# TLT Classification example usecase

#### This notebook shows an example use case for classification using the Transfer Learning Toolkit. **_It is not optimized for accuracy._**

0. [Set up env variables](#head-0)
1. [Prepare dataset and pretrained model](#head-1)<br>
    1.1 [Split the dataset into train/test/val](#head-1-1)<br>
    1.2 [Download pre-trained model](#head-1-2)<br>
2. [Provide training specfication](#head-2)
3. [Run TLT training](#head-3)
4. [Evaluate trained models](#head-4)
5. [Prune trained models](#head-5)
6. [Retrain pruned models](#head-6)
7. [Testing the model](#head-7)
8. [Visualize inferences](#head-8)
0. [Export and Deploy!](#head-9)

## 0. Setup env variables <a class="anchor" id="head-0"></a>

Please replace the **$API_KEY** with your api key on **ngc.nvidia.com**

In [None]:
%env USER_EXPERIMENT_DIR=/workspace/tlt-experiments
%env DATA_DOWNLOAD_DIR=/workspace/tlt-experiments/data
%env SPECS_DIR=/workspace/examples/specs
%env API_KEY=$API_KEY

## 1. Prepare datasets and pre-trained model <a class="anchor" id="head-1"></a>

We will be using the pascal VOC dataset for the tutorial. To find more details please visit 
http://host.robots.ox.ac.uk/pascal/VOC/voc2012/index.html#devkit. Please download the dataset present at http://host.robots.ox.ac.uk/pascal/VOC/voc2012/VOCtrainval_11-May-2012.tar to $DATA_DOWNLOAD_DIR.

In [None]:
# Check that file is present
import os
DATA_DIR = os.environ.get('DATA_DOWNLOAD_DIR')
if not os.path.isfile(os.path.join(DATA_DIR , 'VOCtrainval_11-May-2012.tar')):
    print('tar file for dataset not found.
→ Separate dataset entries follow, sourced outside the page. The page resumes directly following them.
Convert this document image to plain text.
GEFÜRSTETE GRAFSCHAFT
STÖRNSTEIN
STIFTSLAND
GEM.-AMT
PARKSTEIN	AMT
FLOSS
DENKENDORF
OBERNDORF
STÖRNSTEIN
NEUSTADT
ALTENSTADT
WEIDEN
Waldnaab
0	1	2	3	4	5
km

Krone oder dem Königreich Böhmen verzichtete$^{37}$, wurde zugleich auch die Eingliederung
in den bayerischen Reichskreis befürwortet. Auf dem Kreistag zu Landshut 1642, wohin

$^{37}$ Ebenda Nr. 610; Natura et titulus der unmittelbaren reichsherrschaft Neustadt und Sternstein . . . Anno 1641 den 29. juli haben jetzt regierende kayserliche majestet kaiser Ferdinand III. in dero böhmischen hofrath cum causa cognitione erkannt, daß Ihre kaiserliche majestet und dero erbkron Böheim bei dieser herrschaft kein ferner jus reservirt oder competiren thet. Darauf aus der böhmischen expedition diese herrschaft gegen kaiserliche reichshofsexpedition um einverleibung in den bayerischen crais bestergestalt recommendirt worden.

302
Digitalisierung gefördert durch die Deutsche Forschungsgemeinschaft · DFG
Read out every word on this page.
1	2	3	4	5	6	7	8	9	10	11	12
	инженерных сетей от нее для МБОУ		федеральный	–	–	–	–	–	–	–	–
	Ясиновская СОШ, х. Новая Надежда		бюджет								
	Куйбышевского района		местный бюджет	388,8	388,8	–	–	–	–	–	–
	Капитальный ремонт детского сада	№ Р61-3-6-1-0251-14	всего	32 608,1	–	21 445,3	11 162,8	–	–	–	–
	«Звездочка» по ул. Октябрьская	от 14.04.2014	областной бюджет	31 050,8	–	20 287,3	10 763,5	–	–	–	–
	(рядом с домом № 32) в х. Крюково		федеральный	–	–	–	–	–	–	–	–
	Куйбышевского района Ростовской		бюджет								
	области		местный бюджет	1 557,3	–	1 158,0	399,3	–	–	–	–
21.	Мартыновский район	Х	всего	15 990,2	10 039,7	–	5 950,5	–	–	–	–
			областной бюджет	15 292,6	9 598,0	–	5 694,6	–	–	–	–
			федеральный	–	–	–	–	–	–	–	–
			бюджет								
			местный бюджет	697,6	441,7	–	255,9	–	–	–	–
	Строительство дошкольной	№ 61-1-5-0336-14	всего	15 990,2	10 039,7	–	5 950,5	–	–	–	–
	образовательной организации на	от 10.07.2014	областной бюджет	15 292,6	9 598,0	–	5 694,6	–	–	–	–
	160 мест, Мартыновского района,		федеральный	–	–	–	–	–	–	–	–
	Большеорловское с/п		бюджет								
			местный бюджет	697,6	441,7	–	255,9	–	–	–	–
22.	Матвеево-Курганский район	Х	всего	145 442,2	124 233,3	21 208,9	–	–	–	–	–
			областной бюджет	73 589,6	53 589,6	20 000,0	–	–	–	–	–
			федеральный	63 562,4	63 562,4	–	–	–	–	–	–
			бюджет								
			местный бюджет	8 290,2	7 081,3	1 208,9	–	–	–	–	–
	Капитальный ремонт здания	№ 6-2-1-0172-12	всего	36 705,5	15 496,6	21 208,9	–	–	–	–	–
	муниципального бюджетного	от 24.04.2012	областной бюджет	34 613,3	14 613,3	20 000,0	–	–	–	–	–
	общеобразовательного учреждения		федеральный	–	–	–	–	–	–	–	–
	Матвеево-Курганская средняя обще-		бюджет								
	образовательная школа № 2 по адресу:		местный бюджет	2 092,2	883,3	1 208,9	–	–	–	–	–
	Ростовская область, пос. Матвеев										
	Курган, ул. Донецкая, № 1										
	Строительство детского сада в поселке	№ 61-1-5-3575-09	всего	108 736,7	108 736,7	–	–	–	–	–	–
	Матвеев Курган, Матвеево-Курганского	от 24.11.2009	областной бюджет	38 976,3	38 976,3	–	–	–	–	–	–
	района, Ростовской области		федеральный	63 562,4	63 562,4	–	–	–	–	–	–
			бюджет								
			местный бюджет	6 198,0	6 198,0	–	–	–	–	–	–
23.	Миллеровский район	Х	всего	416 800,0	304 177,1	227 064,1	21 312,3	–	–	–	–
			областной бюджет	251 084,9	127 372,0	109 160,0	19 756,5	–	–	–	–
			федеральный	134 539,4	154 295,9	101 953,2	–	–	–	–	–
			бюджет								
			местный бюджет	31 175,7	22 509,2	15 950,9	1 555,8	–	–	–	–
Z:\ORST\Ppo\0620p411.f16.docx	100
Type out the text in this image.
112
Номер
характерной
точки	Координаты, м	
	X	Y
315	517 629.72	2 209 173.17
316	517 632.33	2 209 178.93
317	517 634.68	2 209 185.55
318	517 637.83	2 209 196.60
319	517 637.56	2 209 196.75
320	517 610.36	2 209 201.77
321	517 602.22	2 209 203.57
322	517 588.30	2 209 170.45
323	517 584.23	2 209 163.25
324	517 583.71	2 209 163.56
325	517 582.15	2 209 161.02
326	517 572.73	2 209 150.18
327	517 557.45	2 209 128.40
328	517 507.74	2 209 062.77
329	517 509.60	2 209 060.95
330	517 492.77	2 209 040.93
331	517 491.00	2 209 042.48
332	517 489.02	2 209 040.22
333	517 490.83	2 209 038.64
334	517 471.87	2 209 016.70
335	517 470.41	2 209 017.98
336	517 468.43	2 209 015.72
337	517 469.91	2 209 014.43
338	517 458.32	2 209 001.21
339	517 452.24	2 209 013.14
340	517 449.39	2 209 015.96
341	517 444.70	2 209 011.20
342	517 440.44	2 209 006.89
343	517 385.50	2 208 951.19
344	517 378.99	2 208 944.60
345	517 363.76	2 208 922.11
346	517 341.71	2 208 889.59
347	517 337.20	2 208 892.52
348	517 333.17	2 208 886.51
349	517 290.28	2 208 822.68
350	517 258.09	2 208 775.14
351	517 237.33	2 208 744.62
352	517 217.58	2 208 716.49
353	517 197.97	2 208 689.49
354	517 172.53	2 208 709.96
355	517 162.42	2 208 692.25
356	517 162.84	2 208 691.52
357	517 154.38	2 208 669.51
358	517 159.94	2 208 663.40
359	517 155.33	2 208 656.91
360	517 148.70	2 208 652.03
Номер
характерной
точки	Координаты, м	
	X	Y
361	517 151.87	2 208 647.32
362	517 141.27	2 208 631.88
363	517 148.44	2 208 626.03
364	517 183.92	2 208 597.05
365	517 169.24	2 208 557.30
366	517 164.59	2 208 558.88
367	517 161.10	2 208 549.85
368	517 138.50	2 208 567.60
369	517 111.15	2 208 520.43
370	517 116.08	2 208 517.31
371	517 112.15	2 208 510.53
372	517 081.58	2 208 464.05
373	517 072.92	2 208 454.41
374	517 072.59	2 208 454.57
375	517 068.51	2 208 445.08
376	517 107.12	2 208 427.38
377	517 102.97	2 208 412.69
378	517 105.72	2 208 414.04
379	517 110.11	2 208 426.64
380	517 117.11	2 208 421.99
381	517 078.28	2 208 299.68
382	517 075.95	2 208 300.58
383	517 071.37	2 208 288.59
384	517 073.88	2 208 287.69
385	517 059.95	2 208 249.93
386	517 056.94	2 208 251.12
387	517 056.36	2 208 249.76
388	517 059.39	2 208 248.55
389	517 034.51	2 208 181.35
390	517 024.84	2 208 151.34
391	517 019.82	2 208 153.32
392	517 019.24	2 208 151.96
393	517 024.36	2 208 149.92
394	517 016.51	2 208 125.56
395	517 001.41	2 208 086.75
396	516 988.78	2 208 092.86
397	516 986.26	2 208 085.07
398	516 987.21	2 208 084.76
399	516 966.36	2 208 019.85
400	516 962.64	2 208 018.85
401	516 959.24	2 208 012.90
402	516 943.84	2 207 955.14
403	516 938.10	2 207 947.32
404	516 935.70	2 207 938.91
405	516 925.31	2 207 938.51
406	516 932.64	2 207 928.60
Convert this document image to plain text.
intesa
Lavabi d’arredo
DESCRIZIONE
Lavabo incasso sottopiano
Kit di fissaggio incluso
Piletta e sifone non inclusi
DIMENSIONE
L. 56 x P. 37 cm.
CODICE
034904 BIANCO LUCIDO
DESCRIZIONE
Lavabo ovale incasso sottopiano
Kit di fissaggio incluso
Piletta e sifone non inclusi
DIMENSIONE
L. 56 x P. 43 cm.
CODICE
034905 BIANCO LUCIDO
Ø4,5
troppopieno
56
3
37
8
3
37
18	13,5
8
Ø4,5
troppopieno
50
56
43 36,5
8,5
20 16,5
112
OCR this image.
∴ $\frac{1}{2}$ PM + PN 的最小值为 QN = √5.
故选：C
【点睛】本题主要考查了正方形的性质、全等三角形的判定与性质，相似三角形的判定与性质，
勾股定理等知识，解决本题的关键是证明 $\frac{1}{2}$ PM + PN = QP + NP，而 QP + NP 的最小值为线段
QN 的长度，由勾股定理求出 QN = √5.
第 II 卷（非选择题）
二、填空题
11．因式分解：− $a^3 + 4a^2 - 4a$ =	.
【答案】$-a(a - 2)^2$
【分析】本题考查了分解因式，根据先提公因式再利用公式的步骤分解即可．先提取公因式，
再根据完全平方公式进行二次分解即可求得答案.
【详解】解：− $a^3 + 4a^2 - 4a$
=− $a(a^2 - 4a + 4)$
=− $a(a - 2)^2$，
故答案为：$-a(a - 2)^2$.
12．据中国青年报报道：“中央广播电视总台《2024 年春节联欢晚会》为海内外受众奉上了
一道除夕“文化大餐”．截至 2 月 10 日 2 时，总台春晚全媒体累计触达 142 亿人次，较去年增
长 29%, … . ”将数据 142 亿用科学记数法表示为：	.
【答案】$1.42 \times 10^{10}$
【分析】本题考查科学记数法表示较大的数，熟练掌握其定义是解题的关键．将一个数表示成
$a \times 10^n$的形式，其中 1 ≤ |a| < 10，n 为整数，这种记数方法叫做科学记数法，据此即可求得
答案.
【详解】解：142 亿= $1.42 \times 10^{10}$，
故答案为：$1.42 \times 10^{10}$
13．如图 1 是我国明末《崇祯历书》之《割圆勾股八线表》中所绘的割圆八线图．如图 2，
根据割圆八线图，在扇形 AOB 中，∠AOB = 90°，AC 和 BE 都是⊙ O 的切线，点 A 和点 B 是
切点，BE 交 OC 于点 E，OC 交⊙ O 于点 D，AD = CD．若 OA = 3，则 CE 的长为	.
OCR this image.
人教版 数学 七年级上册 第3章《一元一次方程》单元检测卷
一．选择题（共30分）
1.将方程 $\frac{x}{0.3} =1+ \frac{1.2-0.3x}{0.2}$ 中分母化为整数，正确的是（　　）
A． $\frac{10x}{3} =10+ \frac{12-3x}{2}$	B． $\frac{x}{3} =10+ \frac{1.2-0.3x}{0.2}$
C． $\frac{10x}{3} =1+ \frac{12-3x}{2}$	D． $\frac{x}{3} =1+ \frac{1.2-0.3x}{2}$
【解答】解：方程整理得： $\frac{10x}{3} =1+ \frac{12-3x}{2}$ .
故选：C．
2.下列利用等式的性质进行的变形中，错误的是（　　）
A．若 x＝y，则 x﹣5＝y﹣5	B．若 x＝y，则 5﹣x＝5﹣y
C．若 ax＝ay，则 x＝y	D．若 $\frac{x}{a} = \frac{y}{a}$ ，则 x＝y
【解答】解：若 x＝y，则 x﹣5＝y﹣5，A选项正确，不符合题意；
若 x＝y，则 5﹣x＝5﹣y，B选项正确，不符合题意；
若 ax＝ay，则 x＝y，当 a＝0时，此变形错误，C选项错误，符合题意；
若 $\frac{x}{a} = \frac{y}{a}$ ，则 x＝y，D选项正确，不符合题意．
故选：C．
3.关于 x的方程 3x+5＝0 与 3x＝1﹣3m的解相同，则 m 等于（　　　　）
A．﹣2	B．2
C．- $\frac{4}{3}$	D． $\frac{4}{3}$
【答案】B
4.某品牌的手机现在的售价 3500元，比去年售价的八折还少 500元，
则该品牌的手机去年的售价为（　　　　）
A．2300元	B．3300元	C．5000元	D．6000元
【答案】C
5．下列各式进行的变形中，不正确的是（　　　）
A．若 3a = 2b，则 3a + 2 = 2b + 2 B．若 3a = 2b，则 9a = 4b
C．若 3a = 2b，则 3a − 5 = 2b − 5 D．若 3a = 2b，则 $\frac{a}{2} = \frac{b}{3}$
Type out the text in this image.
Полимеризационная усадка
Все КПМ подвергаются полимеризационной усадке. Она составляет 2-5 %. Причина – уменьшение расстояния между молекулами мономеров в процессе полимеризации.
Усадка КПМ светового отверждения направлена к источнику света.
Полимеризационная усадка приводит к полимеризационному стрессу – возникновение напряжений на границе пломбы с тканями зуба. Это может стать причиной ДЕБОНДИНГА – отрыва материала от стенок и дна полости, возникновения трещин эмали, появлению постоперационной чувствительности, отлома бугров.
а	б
Please download.')
else:
    print('Found dataset.')

In [None]:
# unpack 
!tar -xvf $DATA_DOWNLOAD_DIR/VOCtrainval_11-May-2012.tar -C $DATA_DOWNLOAD_DIR 

In [None]:
# verify
!ls $DATA_DOWNLOAD_DIR/VOCdevkit/VOC2012

### 1.1 Split the dataset into train/val/test <a class="anchor" id="head-1-1"></a>

Pascal VOC Dataset is converted to our format (for classification) and then to train/val/test in the next two blocks.

In [None]:
from os.path import join as join_path
import os
import glob
import re
import shutil

DATA_DIR=os.environ.get('DATA_DOWNLOAD_DIR')
source_dir = join_path(DATA_DIR, "VOCdevkit/VOC2012")
target_dir = join_path(DATA_DIR, "formatted")


suffix = '_trainval.txt'
classes_dir = join_path(source_dir, "ImageSets", "Main")
images_dir = join_path(source_dir, "JPEGImages")
classes_files = glob.glob(classes_dir+"/*"+suffix)
for file in classes_files:
    # get the filename and make output class folder
    classname = os.path.basename(file)
    if classname.endswith(suffix):
        classname = classname[:-len(suffix)]
        target_dir_path = join_path(target_dir, classname)
        if not os.path.exists(target_dir_path):
            os.makedirs(target_dir_path)
    else:
        continue
    print(classname)


    with open(file) as f:
        content = f.readlines()


    for line in content:
        tokens = re.split('\s+', line)
        if tokens[1] == '1':
            # copy this image into target dir_path
            target_file_path = join_path(target_dir_path, tokens[0] + '.jpg')
            src_file_path = join_path(images_dir, tokens[0] + '.jpg')
            shutil.copyfile(src_file_path, target_file_path)

In [None]:
import os
import glob
import shutil
from random import shuffle

DATA_DIR=os.environ.get('DATA_DOWNLOAD_DIR')
SOURCE_DIR=join_path(DATA_DIR, 'formatted')
TARGET_DIR=os.path.join(DATA_DIR,'split')
# list dir
dir_list = os.walk(SOURCE_DIR).next()[1]
# for each dir, create a new dir in split
for dir_i in dir_list:
        # print("Splitting {}".format(dir_i))
        newdir_train = os.path.join(TARGET_DIR, 'train', dir_i)
        newdir_val = os.path.join(TARGET_DIR, 'val', dir_i)
        newdir_test = os.path.join(TARGET_DIR, 'test', dir_i)
        
        if not os.path.exists(newdir_train):
                os.makedirs(newdir_train)
        if not os.path.exists(newdir_val):
                os.makedirs(newdir_val)
        if not os.path.exists(newdir_test):
                os.makedirs(newdir_test)

        img_list = glob.glob(os.path.join(SOURCE_DIR, dir_i, '*.jpg'))
        # shuffle data
        shuffle(img_list)

        for j in range(int(len(img_list)*0.7)):
                shutil.copy2(img_list[j], os.path.join(TARGET_DIR, 'train', dir_i))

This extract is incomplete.